Vie de maman

Le déménagement

Je n’avais pas le cœur à l’ouvrage, il était lourd et au bord de mes yeux. Pourtant je suis restée méthodique et concentrée. C’était le chaos dans ma tête et il fallait alors que mes gestes soient rapides et ordonnés, pour en finir au plus vite…
J’ai bourré les cartons, comme si je remplissais au fur et à mesure mon cœur trop vide, comme le fut petit à petit chaque pièce de la maison. Vide et sans vie.

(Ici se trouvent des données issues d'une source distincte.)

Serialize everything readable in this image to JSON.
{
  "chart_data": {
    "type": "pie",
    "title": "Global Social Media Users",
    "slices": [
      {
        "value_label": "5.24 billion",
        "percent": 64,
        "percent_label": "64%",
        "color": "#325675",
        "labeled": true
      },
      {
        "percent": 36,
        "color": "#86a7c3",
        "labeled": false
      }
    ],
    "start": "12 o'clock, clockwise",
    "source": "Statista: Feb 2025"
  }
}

« Mon cœur ressemble à Tchernobyl et ma vie a Hiroshima. » tournait en boucle dans ma tête.

Dire A dieu à mon ancienne vie et quitter notre foyer, accepter l’inconnu. Recommencer.

Toutes nos existences dans des cartons, des sacs poubelles et des poches intermarché.

Le camion ne déménagement ressemblait à un jeu de Tétris.

Puis le moment fatidique est arrivé. J’ai fermé les volets, éteint les interrupteurs, en revoyant tous les souvenirs danser devant moi.

Les travaux avant d’aménager, l’annonce de la grossesse, les peintures alors que mon bidon prenait de plus en plus de place, mon fils qui découvre sa chambre, les amis autour de l’îlot de la cuisine pour notre crémaillère, les bains qui n’en finissent pas juste pour rire encore en s’arrosant, le repas de Noël en famille dans la salle à manger, la perte des eaux dans le salon, le retour à la maison avec ma fille, les éclats de rire, les rencontres, les larmes, le déchirement.

Cette maison avait une âme : la nôtre. L’âme des premières fois. Toutes ces choses qu’ont vues les murs qui étaient les nôtres. Tous ces souvenirs d’une famille aujourd’hui éclatée.

C’était il y a plusieurs semaines et aujourd’hui un nouveau foyer accueille le nous moins un. Des nouveaux souvenirs, un passé toujours présent mais qu’on apprend à ranger tranquillement pour vivre plus sereins. Tout se reconstruit petit à petit, chaque chose et chaque personne trouve sa place, les sourires remplacent les larmes et une nouvelle vie nous ouvre les bras.

Parce que l’être humain est formidablement adaptable, parce que nous sommes tous remplis de ressources insoupçonnées, parce que oui, c’est vrai que ce qui ne tue pas rend plus fort, alors c’est pleine d’espoir que je continue ma route.

Je n’oublie pas, je vis avec…mais je vis.